The current temporary spending agreement expires at midnight Friday. NTEU is hopeful that last-minute negotiations will yield another short-term deal to fund the government through January.

“But let this be yet another lesson for Congress and the administration, that failing to meet their basic obligation of keeping the government running is causing real damage to agencies’ ability to serve taxpayers efficiently and effectively,” Reardon said. “The government needs a stable, steady year-long budget that provides agencies with adequate resources to carry out their missions of securing the nation, safeguarding the economy and providing for the public health.

A government shutdown threat on the eve of a holiday weekend is an affront to taxpayers that would rightfully provoke a national outrage. But NTEU is also raising the alarm about the damage it would do to the men and women of the civil service. Many would be put on unpaid furloughs. Others would be forced to work without pay, even if they had previously scheduled leave.

“One way for Congress to minimize the damage is to pass bipartisan legislation that would ensure government workers eventually get paid in the event of a shutdown,” Reardon said.

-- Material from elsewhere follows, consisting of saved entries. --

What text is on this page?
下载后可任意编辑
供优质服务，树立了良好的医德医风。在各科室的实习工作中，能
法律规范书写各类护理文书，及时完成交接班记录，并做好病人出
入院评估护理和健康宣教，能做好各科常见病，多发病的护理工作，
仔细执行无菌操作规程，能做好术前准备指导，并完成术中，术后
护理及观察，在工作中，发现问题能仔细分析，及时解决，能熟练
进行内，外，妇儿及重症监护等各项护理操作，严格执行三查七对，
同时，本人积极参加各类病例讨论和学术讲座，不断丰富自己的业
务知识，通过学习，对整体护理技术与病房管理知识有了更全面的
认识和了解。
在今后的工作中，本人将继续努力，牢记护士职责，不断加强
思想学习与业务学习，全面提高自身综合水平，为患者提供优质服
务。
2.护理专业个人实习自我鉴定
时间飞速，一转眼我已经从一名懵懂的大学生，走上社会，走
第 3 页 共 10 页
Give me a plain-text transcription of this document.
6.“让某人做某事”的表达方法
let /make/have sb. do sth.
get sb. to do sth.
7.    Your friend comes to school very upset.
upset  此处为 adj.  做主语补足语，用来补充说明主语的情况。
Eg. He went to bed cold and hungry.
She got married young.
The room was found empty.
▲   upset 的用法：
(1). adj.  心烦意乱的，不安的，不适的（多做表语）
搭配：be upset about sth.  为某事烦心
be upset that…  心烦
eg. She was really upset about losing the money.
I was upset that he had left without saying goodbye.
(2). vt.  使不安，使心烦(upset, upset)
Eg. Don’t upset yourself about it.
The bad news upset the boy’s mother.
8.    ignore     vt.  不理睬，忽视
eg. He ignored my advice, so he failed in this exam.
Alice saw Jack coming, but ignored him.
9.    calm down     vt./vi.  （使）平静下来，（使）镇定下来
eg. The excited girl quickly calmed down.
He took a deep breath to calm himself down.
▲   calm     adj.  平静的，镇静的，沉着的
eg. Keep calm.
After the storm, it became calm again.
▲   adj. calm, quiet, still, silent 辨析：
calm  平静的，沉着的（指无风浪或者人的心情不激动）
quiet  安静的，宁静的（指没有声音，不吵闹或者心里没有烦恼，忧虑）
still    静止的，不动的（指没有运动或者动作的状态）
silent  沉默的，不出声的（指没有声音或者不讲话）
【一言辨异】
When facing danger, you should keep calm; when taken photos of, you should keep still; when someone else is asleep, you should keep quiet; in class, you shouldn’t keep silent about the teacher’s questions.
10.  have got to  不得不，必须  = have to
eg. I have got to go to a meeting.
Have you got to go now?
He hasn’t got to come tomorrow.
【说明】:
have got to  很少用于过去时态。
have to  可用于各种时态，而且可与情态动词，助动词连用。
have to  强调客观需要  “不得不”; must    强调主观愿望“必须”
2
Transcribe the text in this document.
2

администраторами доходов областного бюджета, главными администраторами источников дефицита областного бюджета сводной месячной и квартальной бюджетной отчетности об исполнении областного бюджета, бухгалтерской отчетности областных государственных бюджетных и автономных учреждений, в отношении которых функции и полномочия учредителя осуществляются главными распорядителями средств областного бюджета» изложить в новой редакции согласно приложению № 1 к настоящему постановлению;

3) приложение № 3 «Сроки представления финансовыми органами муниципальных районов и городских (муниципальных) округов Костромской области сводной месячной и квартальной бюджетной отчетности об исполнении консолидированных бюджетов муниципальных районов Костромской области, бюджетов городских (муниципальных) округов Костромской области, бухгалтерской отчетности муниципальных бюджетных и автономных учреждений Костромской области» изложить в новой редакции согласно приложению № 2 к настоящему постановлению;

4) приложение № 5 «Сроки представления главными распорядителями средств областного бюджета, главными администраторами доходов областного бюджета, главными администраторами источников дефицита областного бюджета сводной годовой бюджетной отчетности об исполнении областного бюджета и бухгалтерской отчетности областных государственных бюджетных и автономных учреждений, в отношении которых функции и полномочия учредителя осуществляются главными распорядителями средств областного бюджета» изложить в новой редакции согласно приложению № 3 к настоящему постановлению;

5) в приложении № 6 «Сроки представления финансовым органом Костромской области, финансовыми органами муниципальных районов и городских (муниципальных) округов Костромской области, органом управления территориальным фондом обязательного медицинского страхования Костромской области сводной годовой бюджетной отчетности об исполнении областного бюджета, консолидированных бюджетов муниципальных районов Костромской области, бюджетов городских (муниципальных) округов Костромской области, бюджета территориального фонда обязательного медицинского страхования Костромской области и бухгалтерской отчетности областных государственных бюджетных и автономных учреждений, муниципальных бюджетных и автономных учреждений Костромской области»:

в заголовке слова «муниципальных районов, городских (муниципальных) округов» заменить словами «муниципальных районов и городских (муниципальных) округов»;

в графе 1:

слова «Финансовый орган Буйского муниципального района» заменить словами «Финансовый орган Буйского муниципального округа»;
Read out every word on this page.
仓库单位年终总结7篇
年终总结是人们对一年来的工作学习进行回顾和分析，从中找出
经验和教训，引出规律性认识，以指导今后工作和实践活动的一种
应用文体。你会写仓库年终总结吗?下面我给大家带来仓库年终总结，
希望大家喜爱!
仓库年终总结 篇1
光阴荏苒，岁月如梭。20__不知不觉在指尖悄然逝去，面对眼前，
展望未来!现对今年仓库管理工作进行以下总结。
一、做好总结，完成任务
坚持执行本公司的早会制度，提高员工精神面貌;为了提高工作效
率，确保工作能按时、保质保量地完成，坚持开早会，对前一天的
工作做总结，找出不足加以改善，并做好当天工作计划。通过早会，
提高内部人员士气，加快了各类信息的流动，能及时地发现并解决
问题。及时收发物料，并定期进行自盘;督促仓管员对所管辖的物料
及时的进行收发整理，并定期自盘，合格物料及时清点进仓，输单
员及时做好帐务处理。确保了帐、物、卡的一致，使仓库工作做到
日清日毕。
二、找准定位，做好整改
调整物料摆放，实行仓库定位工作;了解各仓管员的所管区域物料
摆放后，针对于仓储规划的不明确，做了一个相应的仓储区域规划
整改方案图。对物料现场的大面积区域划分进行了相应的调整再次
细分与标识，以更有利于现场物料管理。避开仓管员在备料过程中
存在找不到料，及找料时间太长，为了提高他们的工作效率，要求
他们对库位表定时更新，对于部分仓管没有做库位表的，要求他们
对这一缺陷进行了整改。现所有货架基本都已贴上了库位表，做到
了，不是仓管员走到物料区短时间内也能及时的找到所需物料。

NTEU is endorsing new legislation introduced Wednesday night by Rep. Don Beyer (D-Va.) and Rep. Rob Wittman (R-Va.). The Federal Employee Retroactive Pay Fairness Act would require that federal workers who are furloughed or forced to work without pay during the shutdown are compensated fully and quickly when the government re-opens, regardless of the next regularly scheduled pay date.

During the shutdown in 2013 when federal employees went two weeks without pay, NTEU surveyed its membership and found 84 percent had cut back on necessities and 72 percent went further into debt. At the peak of the shutdown, 850,000 federal employees were forced into unpaid work furloughs.

NTEU supports similar legislation from Sen. Ben Cardin (D-Md.) that would also allow those who are required to work during a shutdown to take scheduled annual leave and sick leave while the government remains closed.

“Federal employees should not be punished for someone else’s failures. Interrupting the paychecks and annual leave of federal employees is an insult to the nation’s civil service,” Reardon said. “They are middle class workers who have bills to pay, just like everyone else, and we urge Congress to approve this legislation as soon as possible.”